August 17, 2007 by Dusty · 5 Comments 

NOLAI sort of paraphrased the title of this article in the NYT this morning. I have family of a sort that lives there, my son’s best friend Fernie and his wife and young baby. Their house survived the floods and for over a year was used as a Urgent Care Facility of sorts by the local hospital. He is a fine young man who started his own business which is thriving. I love him for what he did for the residents of NOLA. But, there comes a time when the people should be able to depend on the city, state and federal governments my dear reader. This is such a time. It’s been two years now since Katrina hit and the levees broke.

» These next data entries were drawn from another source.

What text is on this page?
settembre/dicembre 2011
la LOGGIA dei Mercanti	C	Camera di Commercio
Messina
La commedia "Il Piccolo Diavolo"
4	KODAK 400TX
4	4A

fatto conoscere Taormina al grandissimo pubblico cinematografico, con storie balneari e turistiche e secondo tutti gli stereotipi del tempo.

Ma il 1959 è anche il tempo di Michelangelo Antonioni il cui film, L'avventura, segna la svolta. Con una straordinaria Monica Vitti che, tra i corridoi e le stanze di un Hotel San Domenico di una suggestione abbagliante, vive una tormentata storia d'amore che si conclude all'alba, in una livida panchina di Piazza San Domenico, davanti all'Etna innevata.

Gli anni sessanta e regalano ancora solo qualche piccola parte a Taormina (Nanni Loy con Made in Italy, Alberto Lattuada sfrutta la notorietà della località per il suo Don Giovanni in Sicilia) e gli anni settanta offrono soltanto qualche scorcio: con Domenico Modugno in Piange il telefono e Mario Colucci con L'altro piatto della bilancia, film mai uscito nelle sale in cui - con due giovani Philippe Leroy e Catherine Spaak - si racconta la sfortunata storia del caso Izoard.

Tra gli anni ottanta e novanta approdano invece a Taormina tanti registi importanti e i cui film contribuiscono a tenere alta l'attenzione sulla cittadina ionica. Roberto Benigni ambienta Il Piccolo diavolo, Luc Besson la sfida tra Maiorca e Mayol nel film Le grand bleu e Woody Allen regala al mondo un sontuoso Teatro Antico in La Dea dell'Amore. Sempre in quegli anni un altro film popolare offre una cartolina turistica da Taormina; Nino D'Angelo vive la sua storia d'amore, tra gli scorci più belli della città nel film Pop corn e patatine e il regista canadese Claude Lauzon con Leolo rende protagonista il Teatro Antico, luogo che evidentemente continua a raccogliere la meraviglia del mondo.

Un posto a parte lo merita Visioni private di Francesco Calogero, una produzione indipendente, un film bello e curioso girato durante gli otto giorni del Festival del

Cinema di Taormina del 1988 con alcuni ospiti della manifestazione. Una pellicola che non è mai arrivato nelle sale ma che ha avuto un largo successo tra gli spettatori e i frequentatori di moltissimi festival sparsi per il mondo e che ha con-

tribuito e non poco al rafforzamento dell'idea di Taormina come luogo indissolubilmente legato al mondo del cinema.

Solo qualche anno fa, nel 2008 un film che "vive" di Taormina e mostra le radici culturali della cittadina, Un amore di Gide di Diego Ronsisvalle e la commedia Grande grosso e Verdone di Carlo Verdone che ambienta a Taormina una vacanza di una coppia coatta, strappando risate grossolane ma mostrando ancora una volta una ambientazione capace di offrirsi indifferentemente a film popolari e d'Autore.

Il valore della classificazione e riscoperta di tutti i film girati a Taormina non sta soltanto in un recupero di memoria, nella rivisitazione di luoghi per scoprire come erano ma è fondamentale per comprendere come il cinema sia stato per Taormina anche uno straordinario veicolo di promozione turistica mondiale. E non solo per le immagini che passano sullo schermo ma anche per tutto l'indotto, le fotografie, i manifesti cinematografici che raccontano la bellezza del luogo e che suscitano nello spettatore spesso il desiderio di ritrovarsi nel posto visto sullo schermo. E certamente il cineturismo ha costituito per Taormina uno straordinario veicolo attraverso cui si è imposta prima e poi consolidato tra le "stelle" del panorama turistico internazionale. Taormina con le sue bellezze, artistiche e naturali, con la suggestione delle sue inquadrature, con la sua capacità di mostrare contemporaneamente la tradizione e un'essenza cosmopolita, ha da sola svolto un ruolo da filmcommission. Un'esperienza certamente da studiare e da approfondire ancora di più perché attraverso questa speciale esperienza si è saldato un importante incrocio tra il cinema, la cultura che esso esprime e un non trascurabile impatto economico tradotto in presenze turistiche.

“Six Inches”, the first line in the NYT article screams. That number represents the water level reduction another flood of the city would produce since the Army Corp of Engineers spent a billion dollars on the levee rebuild. Let me be more specific..thats the number MOST of the city would see in flood protection. The rich part of town would see 5 and a half FEET of difference.

Funny how that worked out isn’t it? Not ha-ha funny..sick ironic funny to me. The following is a part of the beginning of the 2-page writeup:

New Orleans was swamped by Hurricane Katrina; now it is awash in data, studied obsessively in homes all over town. And the simple message conveyed by that data is that while parts of the city are substantially safer, others have changed little. New Orleans remains a very risky place to live.

The entire flood system still provides much less protection than New Orleans needs, and the pre-Katrina patchwork of levees, floodwalls and gates that a Corps of Engineers investigation called “a system in name only” is still just that.